You do need an external measure of your worth. Just make sure that what you use to measure yourself isn’t broken. Sorry for the lame analogy, but if you use the wrong tools to measure things, then you’ll get a distorted picture.
Judging from your thoughtful OP, you should be able to recognize that what your parents say about you isn’t true. They just say these things because they’re selfish and need to abuse others to make themselves feel better.
Two very common sources of criticism come from people who don’t know you or have a reason to make you feel bad. That’s ignorance and bias. If your father used the same logic to talk to you about global warming, you wouldn’t believe him, but when he says something that you fear might be true, you do.
What I would do is find external sources of opinion that actually know something about you and don’t have a reason to make you feel like shit. Your best bet is to find a good therapist. Beyond that I really have no clue. It looks like you’re not likely to move out of your place, so I would minimize contact with your parents as much as possible. Lie if you have to.

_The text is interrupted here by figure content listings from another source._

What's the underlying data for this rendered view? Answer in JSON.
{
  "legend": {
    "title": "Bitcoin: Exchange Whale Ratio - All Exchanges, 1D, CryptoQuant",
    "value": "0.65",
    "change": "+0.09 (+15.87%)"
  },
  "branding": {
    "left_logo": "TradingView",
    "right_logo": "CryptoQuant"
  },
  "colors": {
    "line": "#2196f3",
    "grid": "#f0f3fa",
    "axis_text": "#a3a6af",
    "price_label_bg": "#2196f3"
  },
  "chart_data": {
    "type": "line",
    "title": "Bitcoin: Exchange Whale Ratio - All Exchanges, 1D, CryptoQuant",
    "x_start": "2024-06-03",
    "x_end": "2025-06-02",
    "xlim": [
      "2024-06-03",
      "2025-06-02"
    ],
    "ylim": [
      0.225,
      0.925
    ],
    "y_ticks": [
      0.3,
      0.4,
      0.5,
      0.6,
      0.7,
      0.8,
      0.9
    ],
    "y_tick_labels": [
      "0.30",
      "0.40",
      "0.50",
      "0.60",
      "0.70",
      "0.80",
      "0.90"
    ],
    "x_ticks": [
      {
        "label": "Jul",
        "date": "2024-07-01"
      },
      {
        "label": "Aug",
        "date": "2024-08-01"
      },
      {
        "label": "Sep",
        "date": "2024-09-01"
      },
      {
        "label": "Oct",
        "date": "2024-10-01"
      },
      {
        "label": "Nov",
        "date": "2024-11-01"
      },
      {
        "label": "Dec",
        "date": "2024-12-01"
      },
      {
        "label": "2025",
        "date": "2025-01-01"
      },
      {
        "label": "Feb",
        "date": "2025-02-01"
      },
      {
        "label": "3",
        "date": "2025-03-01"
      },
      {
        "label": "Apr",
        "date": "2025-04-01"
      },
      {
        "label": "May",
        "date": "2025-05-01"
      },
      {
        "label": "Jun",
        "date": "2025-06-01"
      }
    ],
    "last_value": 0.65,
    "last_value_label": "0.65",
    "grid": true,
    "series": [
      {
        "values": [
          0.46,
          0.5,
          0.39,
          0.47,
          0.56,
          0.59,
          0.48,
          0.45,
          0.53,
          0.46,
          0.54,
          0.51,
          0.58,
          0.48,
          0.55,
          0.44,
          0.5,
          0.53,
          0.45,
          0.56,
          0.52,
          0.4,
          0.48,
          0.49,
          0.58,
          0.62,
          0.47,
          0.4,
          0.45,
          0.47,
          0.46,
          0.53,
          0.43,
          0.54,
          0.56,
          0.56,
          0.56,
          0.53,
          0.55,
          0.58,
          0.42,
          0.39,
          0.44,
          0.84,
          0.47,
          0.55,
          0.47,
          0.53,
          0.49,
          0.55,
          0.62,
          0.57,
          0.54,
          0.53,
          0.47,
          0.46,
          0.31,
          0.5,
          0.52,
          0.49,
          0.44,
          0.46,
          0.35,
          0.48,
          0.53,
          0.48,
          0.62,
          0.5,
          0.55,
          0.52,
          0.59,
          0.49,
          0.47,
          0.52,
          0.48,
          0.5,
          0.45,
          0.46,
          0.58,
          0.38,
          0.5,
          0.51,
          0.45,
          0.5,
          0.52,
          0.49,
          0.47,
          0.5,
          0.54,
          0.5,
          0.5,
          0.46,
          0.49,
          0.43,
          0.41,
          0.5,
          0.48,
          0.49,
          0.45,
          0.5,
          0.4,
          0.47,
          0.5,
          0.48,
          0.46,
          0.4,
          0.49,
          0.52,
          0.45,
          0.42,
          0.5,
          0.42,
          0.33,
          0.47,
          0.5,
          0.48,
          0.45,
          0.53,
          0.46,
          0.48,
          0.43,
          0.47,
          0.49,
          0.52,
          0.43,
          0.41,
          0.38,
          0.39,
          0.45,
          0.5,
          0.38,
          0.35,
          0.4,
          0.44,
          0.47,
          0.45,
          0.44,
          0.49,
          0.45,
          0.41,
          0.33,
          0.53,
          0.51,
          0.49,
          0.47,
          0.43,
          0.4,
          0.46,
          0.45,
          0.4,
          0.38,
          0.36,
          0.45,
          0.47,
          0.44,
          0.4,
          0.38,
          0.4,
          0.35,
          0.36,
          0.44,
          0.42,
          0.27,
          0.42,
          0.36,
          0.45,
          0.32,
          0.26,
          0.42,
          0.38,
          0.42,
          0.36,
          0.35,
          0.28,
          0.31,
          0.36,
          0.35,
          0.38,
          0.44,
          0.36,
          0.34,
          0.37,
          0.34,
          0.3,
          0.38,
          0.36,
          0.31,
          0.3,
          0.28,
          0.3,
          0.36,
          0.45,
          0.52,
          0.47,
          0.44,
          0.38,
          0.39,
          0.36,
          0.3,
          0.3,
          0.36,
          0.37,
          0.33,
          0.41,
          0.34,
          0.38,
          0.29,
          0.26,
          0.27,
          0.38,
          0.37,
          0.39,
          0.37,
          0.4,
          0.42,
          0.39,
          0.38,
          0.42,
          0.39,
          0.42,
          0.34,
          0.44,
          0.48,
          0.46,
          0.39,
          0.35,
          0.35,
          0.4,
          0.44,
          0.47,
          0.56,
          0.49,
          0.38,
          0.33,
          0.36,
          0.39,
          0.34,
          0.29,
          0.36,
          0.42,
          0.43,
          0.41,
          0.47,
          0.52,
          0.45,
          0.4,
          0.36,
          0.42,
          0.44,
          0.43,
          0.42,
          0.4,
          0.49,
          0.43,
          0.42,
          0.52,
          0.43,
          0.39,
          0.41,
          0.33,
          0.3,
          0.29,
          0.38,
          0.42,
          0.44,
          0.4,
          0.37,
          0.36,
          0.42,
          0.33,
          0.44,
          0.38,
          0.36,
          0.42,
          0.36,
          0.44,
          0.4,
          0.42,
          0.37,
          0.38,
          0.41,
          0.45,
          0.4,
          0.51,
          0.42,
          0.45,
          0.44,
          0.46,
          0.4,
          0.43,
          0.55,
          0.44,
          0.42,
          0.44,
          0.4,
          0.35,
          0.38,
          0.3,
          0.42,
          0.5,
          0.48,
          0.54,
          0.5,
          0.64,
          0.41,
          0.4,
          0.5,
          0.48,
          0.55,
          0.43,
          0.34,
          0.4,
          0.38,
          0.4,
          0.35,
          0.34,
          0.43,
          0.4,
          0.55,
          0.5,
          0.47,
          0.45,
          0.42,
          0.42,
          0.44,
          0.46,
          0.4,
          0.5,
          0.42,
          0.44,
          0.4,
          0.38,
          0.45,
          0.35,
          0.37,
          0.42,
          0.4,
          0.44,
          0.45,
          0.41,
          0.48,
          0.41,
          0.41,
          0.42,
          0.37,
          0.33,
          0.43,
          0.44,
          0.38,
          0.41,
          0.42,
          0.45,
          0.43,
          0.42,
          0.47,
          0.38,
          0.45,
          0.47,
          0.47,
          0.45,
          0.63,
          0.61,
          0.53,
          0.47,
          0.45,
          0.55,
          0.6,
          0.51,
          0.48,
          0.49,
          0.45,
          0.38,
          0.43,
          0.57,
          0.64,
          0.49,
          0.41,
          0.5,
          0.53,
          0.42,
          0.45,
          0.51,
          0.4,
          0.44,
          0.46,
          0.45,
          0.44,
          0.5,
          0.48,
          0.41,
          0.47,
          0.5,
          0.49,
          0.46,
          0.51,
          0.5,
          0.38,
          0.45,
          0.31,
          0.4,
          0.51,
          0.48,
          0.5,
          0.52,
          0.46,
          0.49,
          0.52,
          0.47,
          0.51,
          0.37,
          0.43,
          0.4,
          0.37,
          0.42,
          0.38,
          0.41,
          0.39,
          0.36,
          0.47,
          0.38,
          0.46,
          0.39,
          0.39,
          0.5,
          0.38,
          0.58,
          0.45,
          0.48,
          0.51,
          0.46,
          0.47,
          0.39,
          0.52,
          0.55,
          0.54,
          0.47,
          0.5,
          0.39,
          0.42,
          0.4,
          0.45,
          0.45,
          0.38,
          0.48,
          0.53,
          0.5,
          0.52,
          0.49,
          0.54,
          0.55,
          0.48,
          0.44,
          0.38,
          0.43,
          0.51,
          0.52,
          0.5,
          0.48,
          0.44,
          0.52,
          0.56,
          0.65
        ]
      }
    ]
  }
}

Oh, and self-esteem isn’t going to come to through external sources alone. You’ll have to actually accomplish something in order to feel good about yourself. I’m not saying you haven’t accomplished anything yet -just nothing that you feel good about. You’re going to have to find something that you admire doing, and then get good at it. It’s not like the movies where someone gets self-esteem first, and then gets good at everything else. Self-esteem comes after the hard work.
FWIW, you’re a really good writer, thoughtful, and you know how to open a story. There doesn’t seem to be anything wrong with you besides your insane family. Without a supporting family, even the best of us wouldn’t make it very far.
You’ve been hurt before and you’ve survived. You could probably manage this. You don’t really have a choice - you’ll have to ask them for help at some point. Might as well be before you get more traffic tickets.